Bir sözlü yoklamaya çekilmeli ve gerçekten onda iddia edilen o vasıflar, bilgiler, tecrübeler var mı ve iddia edildiği kadar zeki/akıllı bir kişi mi, bütün toplum görmeli.

Ben vaziyeti beş dakika bile idare edemeyeceği kanaatine sahibim. Ne zaman ilm-i sima ile Selçuk’un kodlarını okumak/değerlendirmek istesem “Bu sima, bu karakter, her akşam kahvehanede taş dizmeli, kadın kız temalı ve bol kahkahalı, bol övünmeli sohbetler yapmalı. Çayhane sahibi bile ona veresiye çay vermemeli, güvenmemeli.” diyorum. Bu hususlarda aldanıyor muyum, yoksa isabetli miyim, görmek, öğrenmek isterim. Herkes de artık şu Baykar balonunun patlamasını istiyor. Devlet gücüyle yapılan reklamlar, övgüler, dayatmalar iyice gerdi milleti…

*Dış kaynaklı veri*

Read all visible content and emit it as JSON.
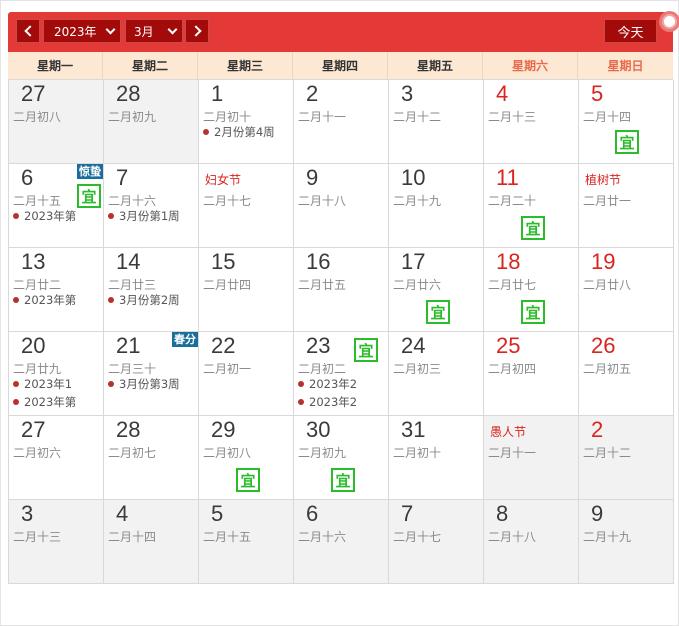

Vurgunun, soygunun, yalanın, kara para aklamanın da haddi hesabı yok zaten…

Haydi o Selçuk çıkıp “Ben buradayım, isteyen herkesle canlı yayına çıkarım. Bu sahada gerçekten söz sahibiyim, eğitimliyim, bilgiliyim, tecrübeliyim. Hakkımda söylenenler uydurma/üfürme değil. Devlet medyasında ve şakşakçı takımının basın ve medyasında anlatıldığı gibi biriyim. Hiç abartı yok. İtibarıma, kariyerime de laf ettirmem. Türk milletini de hiç dolandırmadım. Ülkedeki çocukların yarısının et, süt, yumurta nedir bilmediği ve yatağa aç girdiği şu zamanda ben, tüyü bitmemiş yetimlerin paralarını/haklarını da çalmadım. İngiltere ile de doğrudan ya da dolaylı yollardan bağım, paslaşmam yok. Ukrayna’ya olan yakınlığım ise tarihe olan merakımdan geliyor. Ne bileyim, değişik bir alaka duyuyorum Ukrayna’ya… Gizli Ermeni falan da değililm. Ben gerçek İHA’lar, SİHA’lar yaptım. Benim projelerimi TOGG sahtekarlıkları ile, ATAK sahtekarlıkları ile karıştırmayın. Onursuzun, gurursuzun, nitelikli dolandırıcının teki de değilim. Herkes ne konuştuğunu yazdığını bilecek. Yoksa hiç değilse hukuk yoluna gider, davacı olurum. Yeter artık, daraltmayın beni.” desin. Diyebiliyorsa desin de görelim…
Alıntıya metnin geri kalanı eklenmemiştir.